The perfect power factor is 1. The technical characteristics of an electronic ballast with a good power factor may include a PF (power factor) of > 0.99. Those with a PF of >0.9 or >0.8 need to be improved in this respect.
A professional installation must not contaminate the power grid by correcting an excessively high power factor with electronic ballasts.
The output frequency is the frequency at which the lamp operates. In 230 V lamp ballasts, the frequencies must be >50 Khz, while in 400 V lamp ballasts they must be >80 Khz, or in the case of CMH or LEC technology lamps, between 400 Hz and 800 Hz.
High pressure sodium or metal halide lamp ballasts are supplied in 2 different output voltages:
Normally 230 V for up to 600 W.
Normally over 400 V for more than 600 W.
This is the most common standard in the market.
These V values do not correspond to real voltage values, as the nominal operating voltage of 230 V lamps is around 110 V and that of 400 V is around 250 V. So there is no need to take these V output values are real voltage values, this is only a way to distinguish between them.
It is important to choose the right lamp for the right ballast and vice versa. Some companies manufacture lamps and ballasts of 1000 W in 230 V, but this is very unusual. Similarly, there are companies that manufacture 600 W lamps and ballasts of 400 V.
For 600 W powers, a few years back, there were enormous differences in light intensity between 400 V lamps and 230 V lamps, but nowadays these differences have disappeared, and it is more common to find 230 V lamps for 600 W.
For 1000 W lamps normally used in professional lighting, the standard is 400 V which gives a higher performance.
It is always important to reduce be able to reduce electricity consumption. For this reason, it is interesting to adapt the light intensity on the plant during the growing phase. An electronic ballast must permit power control.
More advanced and innovative electronic ballasts permit connection to a control device in order to control all the ballasts of an installation through a controller. This allows the control to be centralised, in which switching on, off and power control is programmed from a single point, thus making it faster and easier to manage the system.
Improved ballasts for plants
These adapt better to the needs of the system and plant, but mainly, they have a greater voltage stabilisation range and are made with lasting electronic components and usually have longer warranties, as the manufacturer puts its trust in the excellent engineering and quality control.
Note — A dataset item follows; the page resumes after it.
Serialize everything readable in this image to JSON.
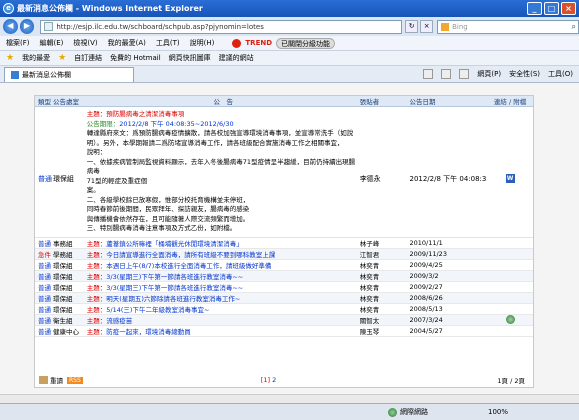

Installing a grow light ballast
It is important to choose an adequate location for installing any ballast. The technical features of the ballast must give the ambient temperature range for which it has been designed. The limit is normally between 30ºC and 40ºC, and so a ballast should never be installed on the lamp or reflector where it receives the heat of the lamp directly or indirectly.
Distance from the lamp
Most brands permit installations where the distance between the ballast and lamp may be more than 10 metres, but it is important to consider that the frequency, voltage and intensity from the ballast outlet to the lamp will not be the same as those of the ballast inlet.
It is advisable for the ballast to be as close as possible to the lamp, every metre of cable is very important. Considerable power losses may occur at distances of more than 5 metres.
The installation of centralised ballasts where there are great distances between the ballasts and the lamps is not recommended. They will work but this is not the best method because of the power losses caused by this type of installation.
The installations must always be executed by qualified, authorised personnel, in accordance with local installation regulations.
It is important to ensure the correct dimensions of the electrical wiring cross-section where the ballasts will be connected, and it is even more important to ensure that the recommended cross-section of the cable between the lamp and the ballast, which is 3×1.5mm².